肺ガンというとすぐタバコが原因にされてしまうが、疫学的には全くタバコを吸ったことのない人にも肺ガンは起こるし、またガンゲノムを詳しく解析すると、喫煙者のガンの1−2割は、タバコ以外の原因によるゲノム変異がおこっている。

タバコ以外の原因として問題になるのが大気汚染、特に現代社会ではPM2.5として知られる空気中の微粒子だ。この研究では英国、韓国、台湾などさまざまな疫学データから、間違いなくPM2.5が肺ガンのリスクを上昇させていることを確認した後、PM2.5を吸入させる発ガン実験に進んでいる。

山極勝三郎の時代と異なり、現代はゲノム変異を人為的に誘導して発ガンを早め、発ガン因子のゲノムへの影響と、それ以外の効果を区別することができる。非喫煙者の肺ガンの多くは腺ガンで、EGF受容体分子の変異を持っている。そこで、発ガン遺伝子セットを人為的に誘導する実験系にPM2.5を組み合わせると、発ガンを明らかに促進することが明らかになった。

この実験系でPM2.5が発ガンを促進させるメカニズムを探ると、直接ゲノムに働いて変異を誘導する可能性や、ガン免疫を抑制してガンを促進する可能性はほとんどないことを確認している。

では何が起こっているのか?これを調べるために、PM2.5に暴露された肺胞上皮細胞、マクロファージの遺伝子発現を調べると、発ガン遺伝子の発現とは関わりなく、マクロファージでIL-1βを中心に炎症性サイトカインの発現が高まり、肺胞上皮が未分化型に変化していることがわかった。すなわち、マクロファージに取り込まれたPM2.5が炎症を誘導し、この炎症性サイトカインが肺胞上皮を未分化細胞へとリプログラムすることで増殖が高まりガンが促進される可能性が考えられる。

この可能性を証明するため、発ガン遺伝子を発現させたマウスにPM2.5暴露した時におこる発ガン促進実験にIL-1β抗体を加える実験を行い、マクロファージからのIL-1β活性を抑えるだけで発ガン促進を完全に抑えることができることを示している。
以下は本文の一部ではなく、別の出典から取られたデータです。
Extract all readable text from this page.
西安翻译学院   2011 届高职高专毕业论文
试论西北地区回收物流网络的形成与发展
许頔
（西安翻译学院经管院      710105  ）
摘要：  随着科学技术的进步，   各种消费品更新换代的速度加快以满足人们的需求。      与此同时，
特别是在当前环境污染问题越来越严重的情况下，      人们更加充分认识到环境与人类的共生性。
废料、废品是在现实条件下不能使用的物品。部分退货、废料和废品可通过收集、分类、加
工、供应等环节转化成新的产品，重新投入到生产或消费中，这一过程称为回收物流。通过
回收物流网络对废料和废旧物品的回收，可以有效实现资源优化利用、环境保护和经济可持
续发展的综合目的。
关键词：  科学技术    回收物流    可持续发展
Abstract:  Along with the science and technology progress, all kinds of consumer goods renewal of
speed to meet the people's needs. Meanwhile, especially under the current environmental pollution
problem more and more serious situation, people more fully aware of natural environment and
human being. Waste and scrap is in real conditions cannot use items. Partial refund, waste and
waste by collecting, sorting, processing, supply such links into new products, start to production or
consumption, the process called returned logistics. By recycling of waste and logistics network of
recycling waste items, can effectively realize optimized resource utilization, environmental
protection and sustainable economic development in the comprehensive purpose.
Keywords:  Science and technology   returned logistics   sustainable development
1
最後にこのシナリオをもう一度疫学的に確認している。まず、非喫煙者の肺ガンの主流である腺ガンのEGF受容体変異が、ガンとは関わりなく5万回に1回程度の確率で起こっていること、そしてこの変異がPM2.5への暴露を反映する肺胞への炭粉沈着と相関することを明らかにし、炎症により肺胞細胞が未熟化して増殖が高まることがEGF受容体変異を誘導していることを明らかにしている。

以上が結果で、疫学からゲノム解析、そして動物実験まで、読んでいて圧倒される研究だと実感する。大気汚染と肺ガンは長年の問題だが、炎症と発ガンの問題として新しく提示された。